In many ways, though, Frederick's success has come from the failings of urban Maryland and Washington, D.C.

Workers in Baltimore and Washington -- fed up with high crime, poor schools and the cost of living in the state's urban counties -- are running for the hills. In Frederick County, they find peaceful streets and some of the state's best schools. They find acre-large lots with three-bedroom, two-bath houses surrounded by some of Maryland's most gorgeous scenery -- and they pay about 25 percent less than they would in Montgomery County.

"We've had no regrets about moving here," says Dave Delulio, 44, who briefly considered settling in Bethesda and Arlington, Va., before moving from California to Frederick with his wife, Siobhan O'Sullivan, and their two school-age children.

"What did we have to lose?" he asks. "The crime rate? The cost of living?"

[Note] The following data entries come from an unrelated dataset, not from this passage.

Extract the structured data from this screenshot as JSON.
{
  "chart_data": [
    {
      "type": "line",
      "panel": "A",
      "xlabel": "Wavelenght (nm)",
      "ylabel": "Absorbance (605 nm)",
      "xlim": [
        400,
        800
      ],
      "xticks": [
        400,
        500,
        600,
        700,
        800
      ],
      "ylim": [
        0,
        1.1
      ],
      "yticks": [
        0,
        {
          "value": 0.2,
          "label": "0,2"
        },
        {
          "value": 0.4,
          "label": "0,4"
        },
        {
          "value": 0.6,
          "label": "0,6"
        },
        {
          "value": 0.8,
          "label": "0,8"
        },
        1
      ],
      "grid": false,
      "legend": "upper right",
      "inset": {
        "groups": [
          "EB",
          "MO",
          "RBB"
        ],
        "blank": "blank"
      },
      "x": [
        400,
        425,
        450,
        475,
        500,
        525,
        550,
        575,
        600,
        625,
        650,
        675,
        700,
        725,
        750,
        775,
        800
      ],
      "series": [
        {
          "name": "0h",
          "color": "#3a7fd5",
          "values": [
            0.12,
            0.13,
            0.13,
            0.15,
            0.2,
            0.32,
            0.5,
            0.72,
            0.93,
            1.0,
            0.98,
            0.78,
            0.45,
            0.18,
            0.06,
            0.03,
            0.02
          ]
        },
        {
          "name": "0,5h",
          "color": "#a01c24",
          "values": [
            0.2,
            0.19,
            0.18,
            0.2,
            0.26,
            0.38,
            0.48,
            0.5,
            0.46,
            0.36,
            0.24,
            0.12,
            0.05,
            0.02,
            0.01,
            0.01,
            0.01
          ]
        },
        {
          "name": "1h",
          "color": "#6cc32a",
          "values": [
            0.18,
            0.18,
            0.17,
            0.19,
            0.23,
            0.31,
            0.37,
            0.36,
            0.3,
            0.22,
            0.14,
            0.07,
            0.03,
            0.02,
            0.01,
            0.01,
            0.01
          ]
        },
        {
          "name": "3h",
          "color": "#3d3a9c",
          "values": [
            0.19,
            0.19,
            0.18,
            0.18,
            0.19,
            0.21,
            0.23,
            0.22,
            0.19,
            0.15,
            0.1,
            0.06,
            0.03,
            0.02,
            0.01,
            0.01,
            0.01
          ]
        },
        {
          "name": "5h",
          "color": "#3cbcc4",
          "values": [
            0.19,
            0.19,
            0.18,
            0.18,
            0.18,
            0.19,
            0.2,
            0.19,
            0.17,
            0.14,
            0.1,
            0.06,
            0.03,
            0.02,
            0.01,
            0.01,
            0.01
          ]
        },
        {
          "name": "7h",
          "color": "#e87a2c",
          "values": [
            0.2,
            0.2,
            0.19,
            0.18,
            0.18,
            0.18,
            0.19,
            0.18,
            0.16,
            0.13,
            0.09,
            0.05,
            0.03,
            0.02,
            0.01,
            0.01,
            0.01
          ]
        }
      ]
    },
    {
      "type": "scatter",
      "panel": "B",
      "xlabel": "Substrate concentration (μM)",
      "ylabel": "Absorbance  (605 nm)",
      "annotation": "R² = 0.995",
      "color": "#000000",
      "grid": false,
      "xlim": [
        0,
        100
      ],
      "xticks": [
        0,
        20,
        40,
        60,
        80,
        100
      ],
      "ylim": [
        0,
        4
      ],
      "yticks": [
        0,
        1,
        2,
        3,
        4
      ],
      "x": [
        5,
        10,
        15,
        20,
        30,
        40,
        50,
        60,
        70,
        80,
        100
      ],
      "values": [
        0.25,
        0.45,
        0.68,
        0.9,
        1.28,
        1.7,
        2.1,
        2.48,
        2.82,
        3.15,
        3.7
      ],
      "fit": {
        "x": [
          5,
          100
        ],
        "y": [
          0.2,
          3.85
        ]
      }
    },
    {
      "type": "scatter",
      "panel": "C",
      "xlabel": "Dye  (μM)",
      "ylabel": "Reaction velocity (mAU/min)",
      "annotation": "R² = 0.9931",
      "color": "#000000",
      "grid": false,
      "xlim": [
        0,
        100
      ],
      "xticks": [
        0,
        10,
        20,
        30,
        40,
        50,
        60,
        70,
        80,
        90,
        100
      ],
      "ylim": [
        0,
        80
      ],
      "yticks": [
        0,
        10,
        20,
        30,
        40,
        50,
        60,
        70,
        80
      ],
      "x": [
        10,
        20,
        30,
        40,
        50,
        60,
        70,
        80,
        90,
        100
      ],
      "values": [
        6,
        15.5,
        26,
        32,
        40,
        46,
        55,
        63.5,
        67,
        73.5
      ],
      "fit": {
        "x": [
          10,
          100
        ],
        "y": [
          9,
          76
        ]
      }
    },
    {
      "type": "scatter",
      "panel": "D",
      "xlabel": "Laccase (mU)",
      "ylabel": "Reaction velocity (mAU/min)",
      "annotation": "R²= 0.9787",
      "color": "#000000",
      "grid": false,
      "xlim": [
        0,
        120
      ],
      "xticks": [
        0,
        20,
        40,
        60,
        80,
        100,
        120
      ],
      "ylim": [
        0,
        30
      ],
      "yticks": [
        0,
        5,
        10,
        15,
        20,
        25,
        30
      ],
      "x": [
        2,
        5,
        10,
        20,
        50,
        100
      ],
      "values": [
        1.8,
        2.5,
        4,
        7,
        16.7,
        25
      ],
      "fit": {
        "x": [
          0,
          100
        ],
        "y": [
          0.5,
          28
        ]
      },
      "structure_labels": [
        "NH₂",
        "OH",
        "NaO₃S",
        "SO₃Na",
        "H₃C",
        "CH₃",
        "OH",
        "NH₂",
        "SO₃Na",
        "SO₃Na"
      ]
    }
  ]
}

'Worth a little road time'

Since its creation in 1748, sprawling Frederick County has been fiercely independent. Frederick settlers were among the first to openly rebel against England, protesting the Stamp Act by hanging in effigy the tax collector. When the Revolutionary War raged, Frederick supplied the cannonballs.

Until recently, Frederick remained stoically its own place, disconnected from its big-brother neighbors, a mountain town that seemed as geographically distant from Baltimore and Washington as it was culturally removed.